Account takeover (ATO) is the downstream effect of a worrying rise in massive data breaches and phishing attacks. Criminals have easy access to billions of credentials, which they systematically test on sites and apps until they find a match.
With 48 percent of online businesses experiencing a rise in ATO attempts in 2016, are you doing enough to prevent your users' accounts from being hacked?
ATO is on a steep rise. In 2016, 554 million records were compromised in the first half of the year. ATO losses reached $2.3 billion in 2016, a 61-percent increase from the year before.
ATO naturally spikes following data breaches, as fraudsters can reuse stolen login information to takeover other accounts of hacked users. And 59 percent of online users reuse login information, which makes them easy ATO targets after a data breach.
Unfortunately, ATO attacks are inevitable. Data breaches happen and credentials get exposed. Hopefully with the right tools and defences, you can protect your users and secure their confidence by keeping their accounts safe from hackers.
With the rapid rise and potential business implications of ATO, companies are actively trying to find ways to discover and prevent ATO before it costs them money and customer trust.
Sift Science has added a tool to its suite of machine learning tools to detect ATO and fight fraud. The tool uses machine learning and behavioural analysis to detect fraudulent logins.
This enables Sift Science to analyse users' behaviour and then compare that behaviour, as well as patterns of good and bad users, across its network.
The tool automatically detects and blocks illegitimate login attempts from bad actors -- without getting in the way of "good users."
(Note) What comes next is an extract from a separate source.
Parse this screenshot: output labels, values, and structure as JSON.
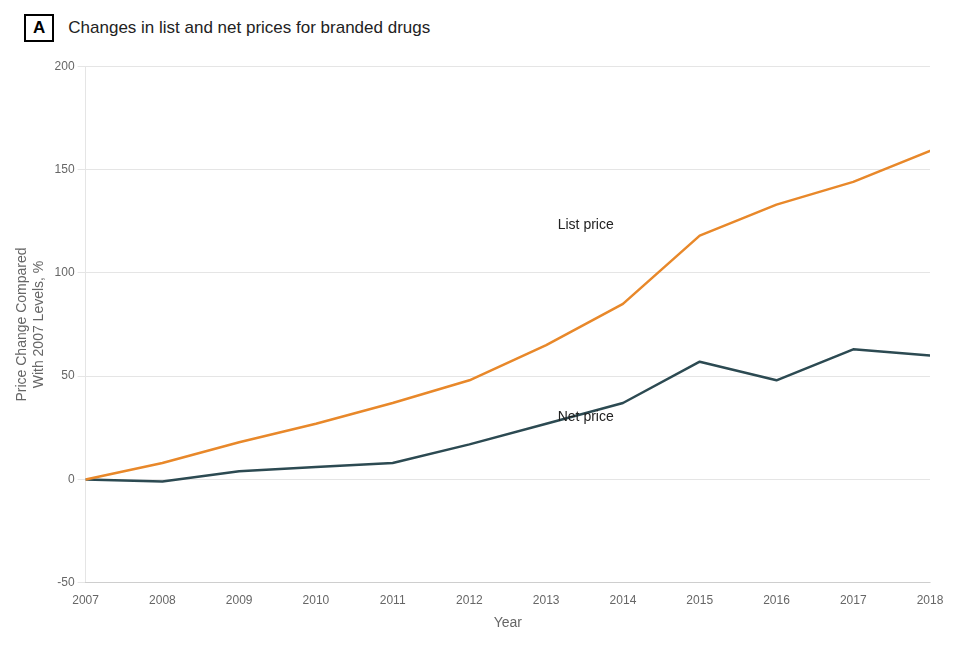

Billions of users interact with online businesses every day browsing websites, making purchases, and posting content.
All digital signals from these interactions including information entered in sign-up forms can be analysed to indicate how risky users are for online businesses.
Sift Science captures these signals and detects patterns that indicate whether users are good, trustworthy customers, or fraudsters out to commit acts like identity theft, spam posts, or credit card fraud.
The tool then assigns scores for people interacting with a customer's site, which indicate how likely the user is to be good or bad.
Each time someone logs in, the tool returns an ATO risk score. You can identify risky users and alter the login experience in real time.
Customers have the option to automate reaction to "risky" behaviours. The tool can automatically reject their activity or send them to a review queue.
The technology looks at a range of potential ATO signals, such as user browsing patterns, network and IP data, location history, and device information. Problems can be resolved before they affect the good users.
It flags risky or abusive user behaviour (fraudulent transactions, spammy content posting, promotional abuse, etc.) for companies.
The console enables users to review the signals that makes a particular user risky -- like location, IP address, device, etc., and resolve the issues.
You can also build in an extra authentication step, such as a code sent via SMS for certain users.
Two-factor authentication is a great step to increasing security, but there is no replacement for educating your users so that they can minimise any ATO attacks.
The unbreakable solution is still a very long way off.